Jim stood in the bathroom, his jaw clenched.  He was not only hurt, he was irate.  How could Alex be so cruel to him, especially when she knew Mike’s funeral was in a few hours?  He was tired of her power plays and wondered what the hell he’d ever seen in her.  It wasn’t enough that she’d told him that he was going to make the deal, but the meeting was in his office.  Then to add insult to injury, she had been perfectly content to let him take the blame for it all instead of admitting that she had authorized the deal.  She had made it seem as if the decision to plead him out was his and that she was just backing his play. 

 

The thing that hurt the most was hearing Mr.

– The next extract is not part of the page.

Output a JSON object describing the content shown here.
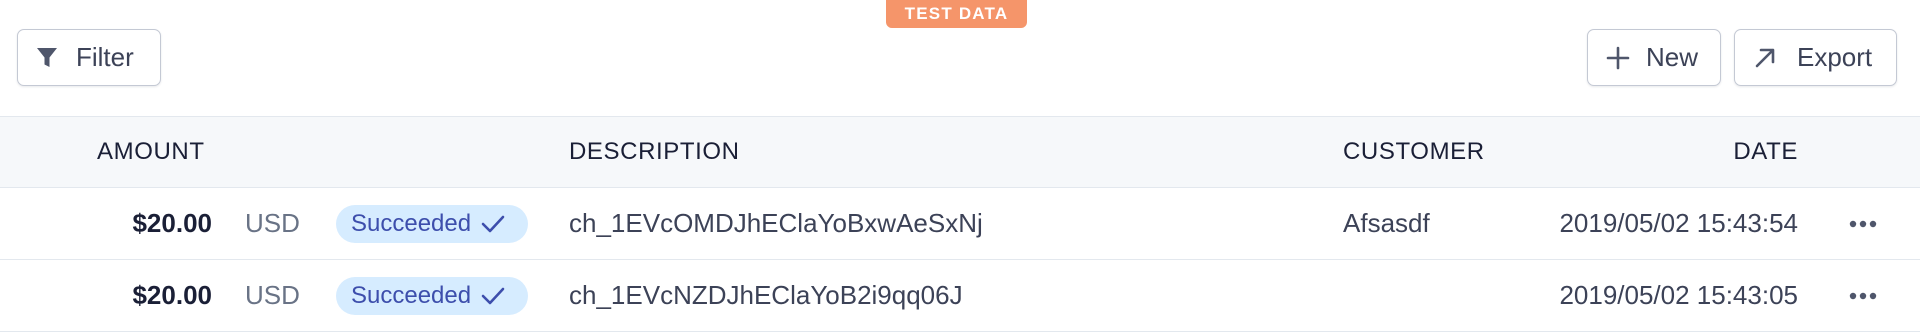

Ritchie call him a coward.  He couldn’t believe Alex didn’t even speak up to defend him but sat by idly and let him be eviscerated.  If he had his way, Escobar would never see the light of day again.  He would do anything to avenge Mike’s death and he felt so completely powerless in the situation.  He hoped the Ritchies could forgive him, but he didn’t know when he’d be able to forgive himself.

 

After splashing some water on his face, he took a deep breath to embark on the trip to Rikers.   But the worst was yet to come.  From there he would carry the shame and guilt to his best friend’s funeral.  How could he explain to Joanne that her husband’s murderer would be free someday—free to do all the things he never would anymore?  Being in Mike’s presence and feeling as if he had done such a disservice to him would be the hardest task of all, and he’d like nothing more than to see the close of such a horrid day.

 

**************

 

Alex shivered as another freezing gust of wind blew across the cemetery.  Much of the ground was still covered with a blanket of snow.  She noticed that although Jim was standing beside her, he had put as much distance between them as he could.  Given the circumstances, she wasn’t surprised. 

 

As the bagpiper played his somber melody, she thought back to what Olivia had described about her funeral and burial.  She imagined all her friends, family, and colleagues standing at her graveside to mourn her just like all of Mike’s were doing at the moment.  She thought about how heartbreaking it was for Olivia to stand there with the knowledge that she was alive and put on the charade as if her body was really lying in the casket. 

 

The scent of the flowers on and around Mike’s casket drifted to her nose.  It was odd how a fragrance so sweet could carry a sentiment so bitter.  The tombstones, monuments, and mausoleums surrounding them each offered a unique thanatopsis while simultaneously offering the same one.  Regardless of the differing artistry or personalization, the harsh reality was that death had conquered life and reduced every individual to the same level of physical disintegration.  Alex found it grimly ironic that a feeling of unrest had settled in her bones in a place that was supposed to denote eternal rest. 

 

The sky was overcast, but a bit of sunlight shone through the clouds as if nature was showing some mercy and providing its own explanation for their grief.  As she looked at the few golden rays, she was reminded of the final lines to one of Frost’s most legendary poems: “So dawn goes down to day.  Nothing gold can stay.